Decent News for May

Create-Decent-App 2.0 Released


We've released Create-Decent-App 2.0, which is a project source code generator for local-LLM-based web apps. I say "we", but "we" is "me" right now. The Royal We, perhaps.

If you know how to write React-based web apps already, the tool will be very simple for you. Just run `npx create-decent-app` from the command line, answer a few prompts, and you'll have a web app running locally in 30 seconds with zero-cost LLM functionality. This isn't vibe-coding. The app that is generated is starting source code. You can edit the generated source the old-fashioned way.

There are quite a few improvements in 2.0, like the new DecentBar, and smarter division between imported dependencies and inlined source. For more info see my blog post

Fledgling Community on Our Discord Server

We've got a handful of people hanging out on our Discord Server now. You can see some "developer diary"-style posts from myself and Syntax, who is making a really cool app. You're quite welcome to join us.

Invite link to Decent Apps Discord server

Food for Thought - Privacy as a Charter

Hoai Huong Tran is helping Decent Apps with her product management knowledge. She sent me this article today that I found interesting.

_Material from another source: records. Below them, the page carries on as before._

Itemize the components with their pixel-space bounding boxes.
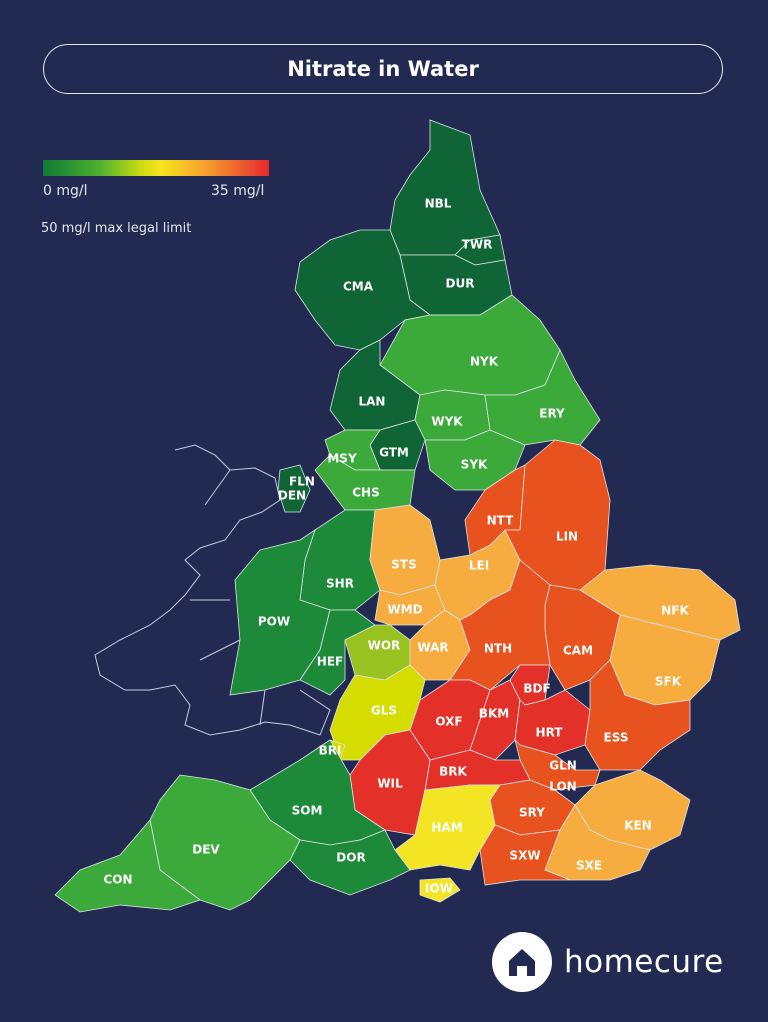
region-label-pow: POW [258, 615, 290, 629]
region-label-lin: LIN [556, 530, 578, 544]
region-label-cam: CAM [563, 644, 593, 658]
legend-min-label: 0 mg/l [43, 183, 88, 199]
region-label-con: CON [103, 873, 132, 887]
brand-name: homecure [564, 944, 724, 980]
legend-note: 50 mg/l max legal limit [41, 221, 192, 236]
region-iow [419, 877, 461, 903]
region-label-ntt: NTT [487, 514, 515, 528]
region-label-sxw: SXW [509, 849, 540, 863]
region-label-nfk: NFK [661, 604, 689, 618]
region-label-hrt: HRT [536, 726, 564, 740]
region-label-nyk: NYK [470, 355, 499, 369]
region-label-wil: WIL [377, 777, 403, 791]
region-label-wyk: WYK [431, 415, 463, 429]
region-con [54, 819, 201, 913]
region-ham [394, 784, 501, 871]
legend-max-label: 35 mg/l [211, 183, 265, 199]
region-shr [299, 509, 381, 611]
region-label-gls: GLS [371, 704, 397, 718]
region-label-nbl: NBL [425, 197, 452, 211]
region-label-dor: DOR [336, 851, 365, 865]
region-label-nth: NTH [484, 642, 512, 656]
region-label-brk: BRK [439, 765, 467, 779]
region-label-ham: HAM [431, 821, 462, 835]
region-label-oxf: OXF [435, 715, 462, 729]
region-label-gtm: GTM [379, 446, 409, 460]
region-label-bdf: BDF [523, 682, 550, 696]
region-fln [277, 464, 311, 513]
wales-outline [94, 444, 331, 736]
region-label-wor: WOR [368, 639, 401, 653]
region-hef [299, 609, 376, 696]
region-label-som: SOM [292, 804, 323, 818]
region-label-den: DEN [278, 489, 306, 503]
region-label-lon: LON [549, 780, 576, 794]
region-label-ery: ERY [539, 407, 565, 421]
region-nbl [389, 119, 501, 256]
region-label-fln: FLN [289, 475, 315, 489]
region-label-lei: LEI [469, 559, 489, 573]
region-label-bkm: BKM [479, 707, 509, 721]
region-label-sxe: SXE [576, 859, 602, 873]
region-wil [349, 729, 431, 836]
region-sts [369, 504, 441, 596]
region-label-sfk: SFK [655, 675, 682, 689]
region-label-ken: KEN [624, 819, 652, 833]
region-label-dev: DEV [192, 843, 220, 857]
map-title: Nitrate in Water [43, 44, 723, 94]
house-icon [492, 932, 552, 992]
region-sxw [479, 824, 571, 886]
region-label-war: WAR [417, 641, 448, 655]
region-label-sts: STS [391, 558, 416, 572]
region-label-sry: SRY [519, 806, 545, 820]
region-label-ess: ESS [604, 731, 629, 745]
homecure-logo: homecure [492, 932, 724, 992]
region-dor [289, 829, 411, 896]
region-label-lan: LAN [359, 395, 386, 409]
region-label-dur: DUR [446, 277, 475, 291]
region-label-bri: BRI [319, 744, 342, 758]
region-label-twr: TWR [462, 238, 493, 252]
region-label-msy: MSY [327, 452, 357, 466]
region-label-cma: CMA [343, 280, 374, 294]
region-label-chs: CHS [352, 486, 380, 500]
region-ess [584, 659, 691, 771]
region-label-shr: SHR [326, 577, 354, 591]
region-cma [294, 229, 431, 351]
legend-color-scale [43, 160, 269, 176]
region-label-syk: SYK [461, 458, 488, 472]
region-label-wmd: WMD [387, 603, 422, 617]
region-label-gln: GLN [549, 759, 577, 773]
region-label-hef: HEF [317, 655, 343, 669]
region-label-iow: IOW [425, 882, 453, 896]
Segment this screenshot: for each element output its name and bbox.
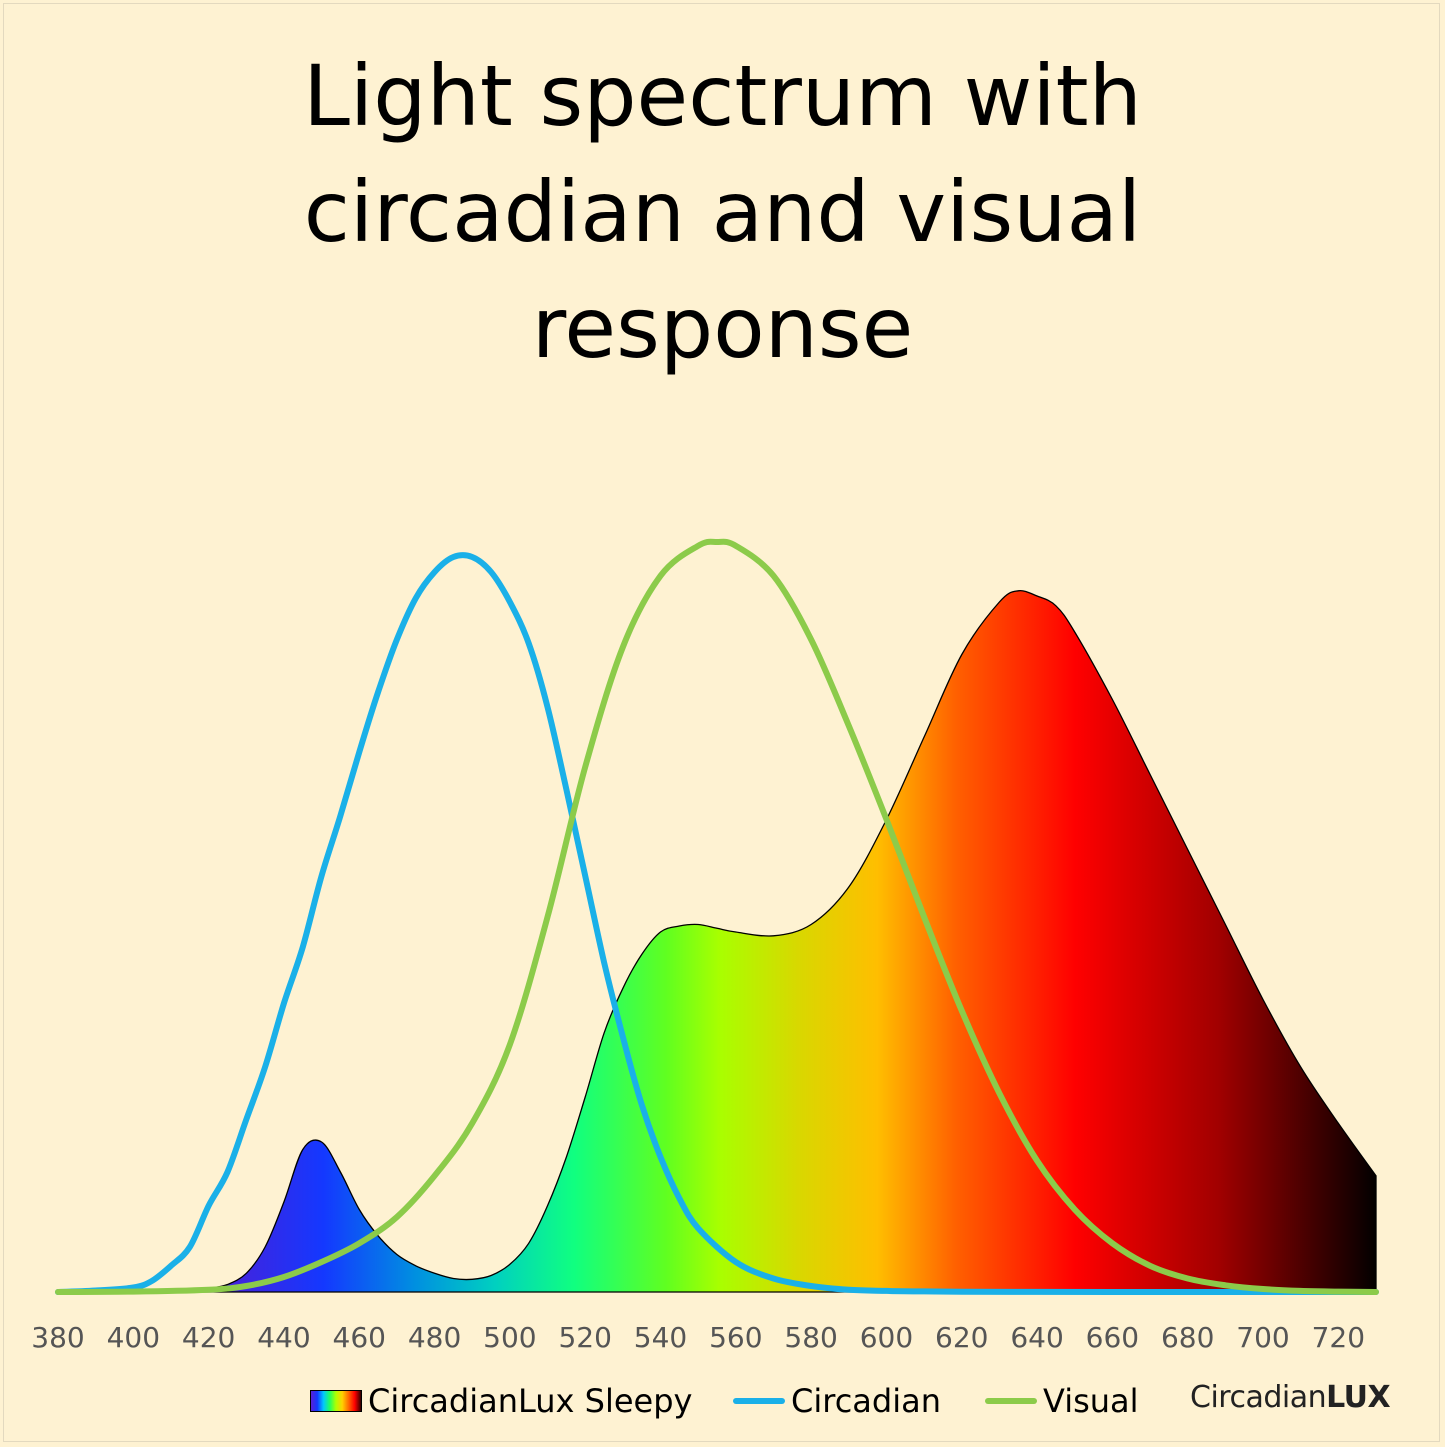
x-axis-ticks: 380 400 420 440 460 480 500 520 540 560 580 600 620 6… [31,1321,1365,1354]
legend-swatch-visual [985,1398,1037,1404]
chart-frame [3,3,1440,1442]
x-tick-label: 580 [784,1321,837,1354]
series-sleepy-area [58,589,1377,1293]
legend-item-visual: Visual [985,1378,1139,1424]
x-tick-label: 700 [1236,1321,1289,1354]
x-tick-label: 680 [1161,1321,1214,1354]
x-tick-label: 720 [1312,1321,1365,1354]
x-tick-label: 620 [935,1321,988,1354]
x-tick-label: 440 [257,1321,310,1354]
x-tick-label: 520 [558,1321,611,1354]
logo-text-bold: LUX [1326,1380,1391,1415]
x-tick-label: 380 [31,1321,84,1354]
legend: CircadianLux Sleepy Circadian Visual [0,1378,1445,1428]
series-visual-line [55,538,1379,1295]
circadianlux-logo: CircadianLUX [1190,1380,1391,1415]
x-tick-label: 600 [860,1321,913,1354]
title-line-3: response [531,279,914,377]
x-tick-label: 420 [182,1321,235,1354]
x-tick-label: 660 [1086,1321,1139,1354]
x-tick-label: 560 [709,1321,762,1354]
title-line-1: Light spectrum with [303,47,1142,145]
series-circadian-line [55,552,1379,1296]
chart-title: Light spectrum with circadian and visual… [0,38,1445,386]
x-tick-label: 460 [333,1321,386,1354]
legend-item-sleepy: CircadianLux Sleepy [310,1378,692,1424]
legend-swatch-sleepy [310,1390,362,1412]
legend-label-visual: Visual [1043,1382,1139,1420]
legend-label-sleepy: CircadianLux Sleepy [368,1382,693,1420]
title-line-2: circadian and visual [303,163,1142,261]
x-tick-label: 480 [408,1321,461,1354]
legend-item-circadian: Circadian [733,1378,941,1424]
x-tick-label: 640 [1010,1321,1063,1354]
x-tick-label: 500 [483,1321,536,1354]
legend-label-circadian: Circadian [791,1382,941,1420]
legend-swatch-circadian [733,1398,785,1404]
x-tick-label: 400 [107,1321,160,1354]
series-layer [55,538,1379,1296]
x-tick-label: 540 [634,1321,687,1354]
logo-text-light: Circadian [1190,1380,1327,1415]
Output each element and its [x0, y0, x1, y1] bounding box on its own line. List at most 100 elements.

Article: Nobel laureate Joseph Stiglitz says Elon Musk and Mark Zuckerberg lack moral values : Apple offers an ethical alternative

Is Apple so morally wonderful? We could argue about that. But the more important point is that there is room in a commercial marketplace for some players to compete on privacy, security, and not being evil. Another way of looking at the situation: what really stopped Apple from turning over user data to the FBI in 2016?  Or opposing the UK government this year when asked to add a backdoor to iCloud?

Because Apple had defined itself to its users in a certain way, they could not break their own privacy charter without losing goodwill and customers.

I can think of another company that failed to live up to its own definition this year - Mozilla. Things haven't gone well for them.

With Decent Apps, I'm aiming for an architecture that bakes in the privacy promise rather than asking for users to trust me, a company, or the people associated with it. At the heart of Decent Apps is the idea that it's your data - not mine.

More Coming

I'm busy putting together the Decent Partner Service, which will provide deploy/promote/rollback for developers that want to host their apps from our website. We need some platform-as-a-service (PaaS) features like this to support app developers.